It’s popular in some circles to insist that they don’t make films as good as they used to, and that modern box office has suffered a steady decline as less people attend and the studios make less money. Well, that’s all myth, as 2013 helped demonstrate by becoming the second record-setting year at the box office in a row. Worldwide, the 2013 box office took in at least $10.9 billion in total receipts, and that figure could still adjust upward a bit more as final numbers from some foreign markets come in.
The increase in box office for 2013 was particularly impressive, since 2012 had no less than four films taking more than $1 billion in worldwide receipts — The Avengers, Skyfall, The Dark Knight Rises, and The Hobbit: An Unexpected Journey — not to mention a few other big performers like Ice Age: Continental Drift, Twilight: Breaking Dawn Part 2, The Amazing Spider-Man, Madagascar 3: Europe’s Most Wanted, and The Hunger Games.
2013 managed to top all of that with just a single $1+ billion film — Iron Man 3 — and a handful of big performers including Despicable Me 2, The Hunger Games: Catching Fire, Fast & Furious 6, Monsters University, Man of Steel, Gravity, The Hobbit: The Desolation of Smaug, Thor: The Dark World, and The Croods.

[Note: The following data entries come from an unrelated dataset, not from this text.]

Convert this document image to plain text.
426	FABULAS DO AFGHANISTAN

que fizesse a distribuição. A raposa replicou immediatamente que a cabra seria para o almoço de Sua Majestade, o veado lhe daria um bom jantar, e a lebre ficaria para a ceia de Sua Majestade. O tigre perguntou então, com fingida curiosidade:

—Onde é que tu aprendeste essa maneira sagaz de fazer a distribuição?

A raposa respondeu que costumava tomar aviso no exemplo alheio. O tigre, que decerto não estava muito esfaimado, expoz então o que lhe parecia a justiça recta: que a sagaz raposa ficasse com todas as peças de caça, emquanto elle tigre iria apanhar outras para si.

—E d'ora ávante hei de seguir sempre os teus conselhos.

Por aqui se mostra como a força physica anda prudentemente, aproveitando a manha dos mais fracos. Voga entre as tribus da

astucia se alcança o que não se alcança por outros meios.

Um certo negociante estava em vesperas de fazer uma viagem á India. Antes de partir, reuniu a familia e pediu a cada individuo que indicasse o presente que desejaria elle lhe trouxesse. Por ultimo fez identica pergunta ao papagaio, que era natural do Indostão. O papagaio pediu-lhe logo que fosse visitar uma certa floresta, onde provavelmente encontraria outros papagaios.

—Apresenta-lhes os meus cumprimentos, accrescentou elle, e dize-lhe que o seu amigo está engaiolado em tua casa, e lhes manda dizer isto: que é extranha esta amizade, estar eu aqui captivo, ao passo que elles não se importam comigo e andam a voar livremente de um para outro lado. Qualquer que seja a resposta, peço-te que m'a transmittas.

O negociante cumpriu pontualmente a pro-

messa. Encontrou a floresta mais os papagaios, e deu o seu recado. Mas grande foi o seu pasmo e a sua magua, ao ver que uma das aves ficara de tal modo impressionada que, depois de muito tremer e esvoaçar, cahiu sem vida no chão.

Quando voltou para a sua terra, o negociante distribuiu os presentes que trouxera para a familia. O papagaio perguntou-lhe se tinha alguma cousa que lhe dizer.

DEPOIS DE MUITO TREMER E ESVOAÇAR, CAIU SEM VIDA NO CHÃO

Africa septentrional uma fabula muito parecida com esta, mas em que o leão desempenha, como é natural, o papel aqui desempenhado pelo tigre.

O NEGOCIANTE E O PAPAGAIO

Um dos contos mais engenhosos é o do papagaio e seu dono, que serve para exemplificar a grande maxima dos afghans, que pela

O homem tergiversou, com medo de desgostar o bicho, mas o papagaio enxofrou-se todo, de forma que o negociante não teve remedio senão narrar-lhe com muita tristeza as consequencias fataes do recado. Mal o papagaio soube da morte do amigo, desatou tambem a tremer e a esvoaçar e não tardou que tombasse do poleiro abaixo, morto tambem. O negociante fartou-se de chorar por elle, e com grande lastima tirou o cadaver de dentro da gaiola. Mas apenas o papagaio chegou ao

So this past year’s performance did a lot of heavy lifting without the same top-heavy support, and instead relying on a broader field of play with a lot of mid-range performers to help prop up the box office, and relying much more on foreign receipts for the under-$1 billion crowd. Domestically, 2013′s box office totals and 2012′s box office totals looked remarkably similar.
2013′s increase over 2012′s box office (which, as noted above, set a new record at the time) should come as no real surprise. For the last 30 years, 23 of those years saw increases over previous-year box office totals. The last 20 years saw just four declines from previous-year totals, and that includes a couple of years with miniscule drops (one of which came in 2010, the year after Avatar began its huge run and helped 2009 to a rare huge 10% jump in revenue).
Ticket sales are less consistent, but over time the general trend is upward. Total ticket purchases increased for just over 20 years starting in 1980 (when we start having dependable figures), until in 2003 a trend began in which years with decreased ticket sales outnumbered years with ticket sales increases (three years of increases mixed in among eight years of declines). However, the difference between total declines compared to total increases during that 11-year period is 14%, and only half of those decline years were really significant — meaning 4+% drops from the previous year.
Looking at the film release schedule for the next two years, it looks increasingly likely that we’re going to see two more years of box office increases over previous years, and I’d bet that 2015 has a notable increase in ticket sales as well, even if 2014 only has a small ticket sales increase or perhaps tiny decline.
As for quality of films, this is a debate I’m sure will continue for a long time without end. However, I’d make my usual point that if we pick any previous era of cinema, and select the best year of films from that era — for example, perhaps 1939 or a year from the beloved 1970s era — we’d be hard pressed to find a dozen films that we could seriously call valid contenders for Best Picture at the Oscars, let alone 15 to 20 such contenders. In the modern era of film, however, it’s not hard to find more than a dozen strong contenders and usually 20 or more contenders including some dark horse candidates.
Likewise, pick the worst films of any prior beloved era of cinema, and compare them to modern examples of the worst films released in theaters. At the very least, modern examples will pretty consistently demonstrate a level of basic competence at technical skills — editing, lighting, sound — superior to the worst films of prior eras.
But most important in the arguments bashing modern cinema are the claims that everything today is a remake or a sequel, and that big budget style-over-substance productions dominate whereas in the “good ol’ days” this wasn’t true. Well, that’s another big myth.
Studios consistently relied on adaptations and sequels (or pseudo-sequels) and remakes since the beginning of studio filmmaking. Go back to the 1930s and start counting — any year you pick, you’ll find a large portion of the year’s films, including a large portion of the years’ best films and Oscar nominees — were adapted from previous work or mediums.
There were also lots of serials and sequels, such as the Tarzan franchise for example or the Abbott and Costello movies. And big budget musicals or historical dramas were quite common as well. All the while, studios were making movies to try and reap big box office rewards, since this is a business and there was never an era when all the studios cared to make were low-budget artsy films purely to satisfy the artistic sensibilities of film critics and indie fans.
2013 was not only a big year at the box office, it was a great year for filmmaking as well. And I wish more people paid attention to the facts of the past and were grateful for the continued high quality of filmmaking we enjoy today.